The integral of $\frac{x}{16-x^4}$

Question

$$\int\frac{x}{16-x^4}\;dx$$ $\because$ $\frac{d}{dx}(\coth^{-1}\frac{x}{a}$)$=\frac{1}{a^2-x^2}$ ,And also $\frac{d}{dx}(\tanh^{-1}\frac{x}{a}$)$=\frac{1}{a^2-x^2}$

$\therefore$ If we say that $u=x^2$ we can rewrite the integral as $$\frac{1}{2}\int\frac{1}{4^2-u^2}\;du$$

Which of the two answers will be correct

$\frac{1}{8}\tanh^{-1}(\frac{x^2}{4})+C$ or $\frac{1}{8}\coth^{-1}(\frac{x^2}{4})+C$

Or are both of them correct and, if so, why ?

Answer 1

$ \newcommand{\arccoth}{\operatorname{arccoth}} \newcommand{\arctanh}{\operatorname{arctanh}} $They're both correct, in a sense.

As you have noticed, $\arctanh(x)$ and $\arccoth(x)$ have the same derivative. However, they're very different functions.

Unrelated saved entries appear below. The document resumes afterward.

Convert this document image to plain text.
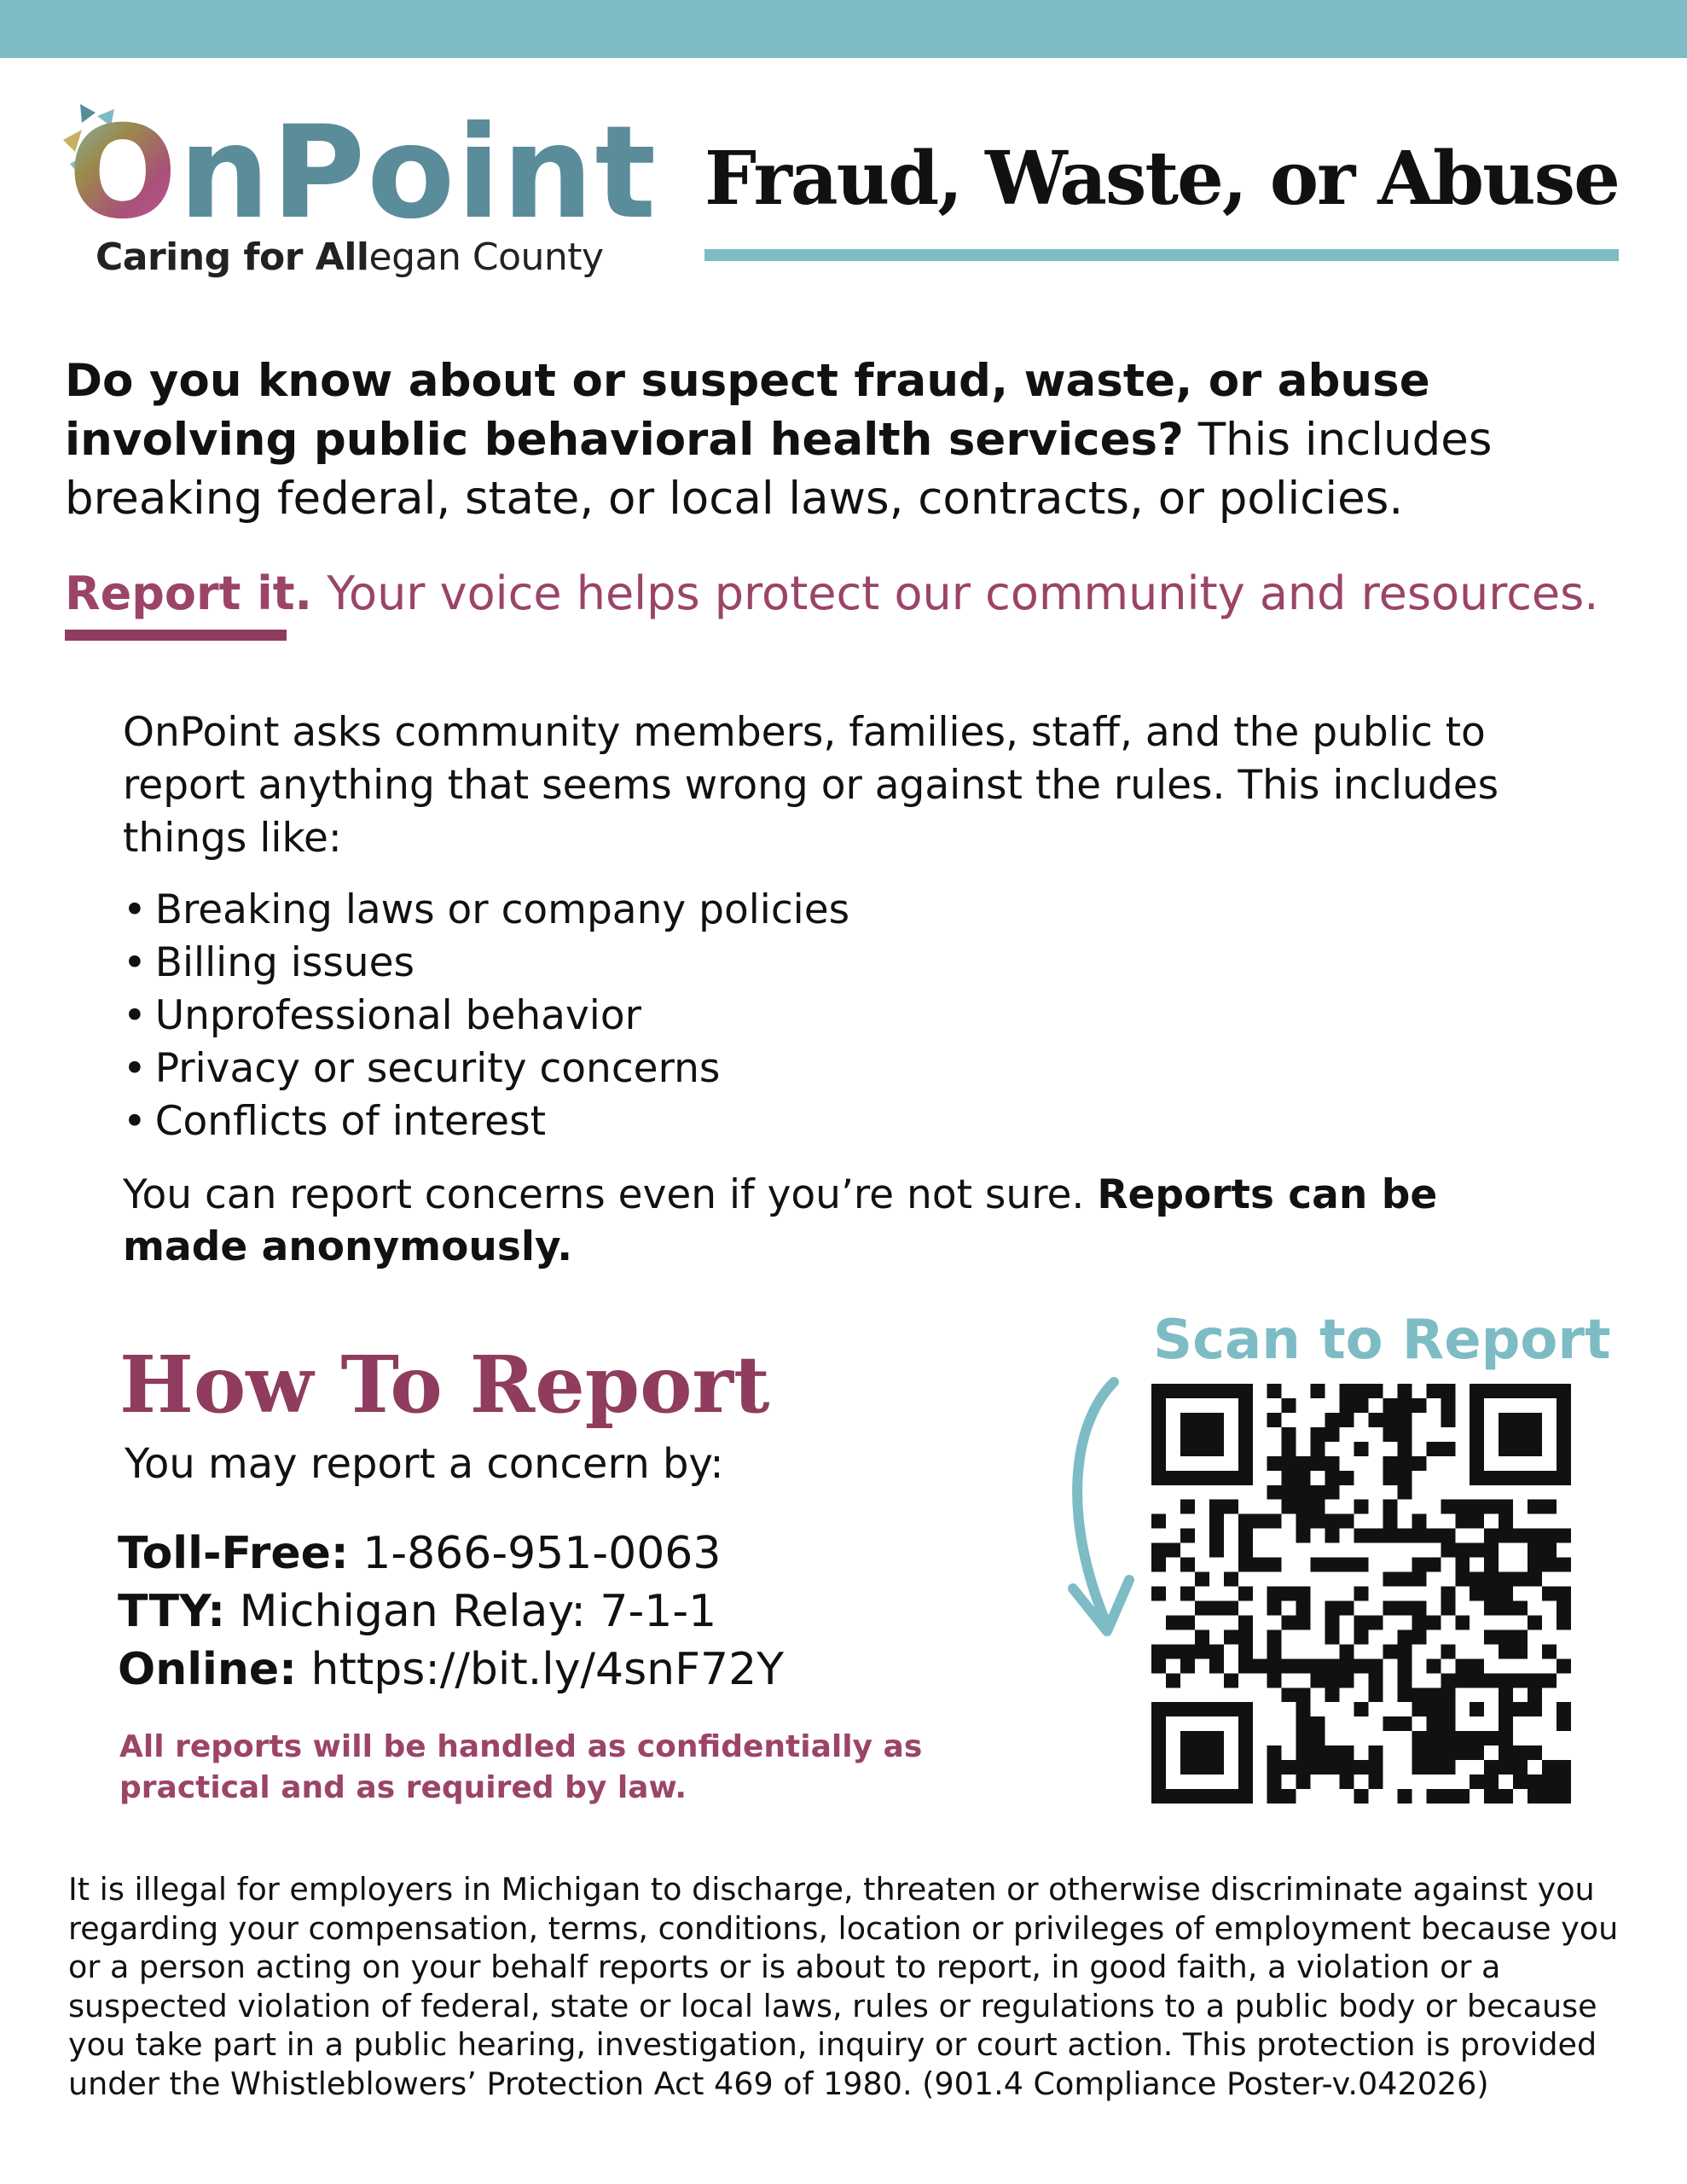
OnPoint
Caring for Allegan County
Fraud, Waste, or Abuse
Do you know about or suspect fraud, waste, or abuse involving public behavioral health services? This includes breaking federal, state, or local laws, contracts, or policies.
Report it. Your voice helps protect our community and resources.
OnPoint asks community members, families, staff, and the public to report anything that seems wrong or against the rules. This includes things like:
• Breaking laws or company policies
• Billing issues
• Unprofessional behavior
• Privacy or security concerns
• Conflicts of interest
You can report concerns even if you’re not sure. Reports can be made anonymously.
How To Report
You may report a concern by:
Toll-Free: 1-866-951-0063
TTY: Michigan Relay: 7-1-1
Online: https://bit.ly/4snF72Y
All reports will be handled as confidentially as practical and as required by law.
Scan to Report
It is illegal for employers in Michigan to discharge, threaten or otherwise discriminate against you regarding your compensation, terms, conditions, location or privileges of employment because you or a person acting on your behalf reports or is about to report, in good faith, a violation or a suspected violation of federal, state or local laws, rules or regulations to a public body or because you take part in a public hearing, investigation, inquiry or court action. This protection is provided under the Whistleblowers’ Protection Act 469 of 1980. (901.4 Compliance Poster-v.042026)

The key issue at play here is that they have totally different domains.

• $\arccoth(x)$ is only defined for $|x|>1$
• $\arctanh(x)$ is only defined for $|x|<1$

They have derivatives described by the same function, but only when restricting the domain to that set. Hence:

• $\arccoth(x)$'s derivative looks like $1/(1-x^2)$ when graphed on $(-\infty,-1)\cup(1,\infty)$
• $\arctanh(x)$'s derivative looks like $1/(1-x^2)$ when graphed on $(-1,1)$

Consequently, for an integral of this form, an antiderivative doesn't tell you the whole story. You need to look at some definite integral over $[a,b]$, and use whichever antiderivative applies for that interval.

Answer 2

The domain of $\operatorname{arctanh}$ is $(-1,1)$, whereas the domain of $\operatorname{arccoth}$ is $(-\infty,-1)\cup(1,\infty)$. So, both answers can be correct. It depends upon the interval with wich you are working.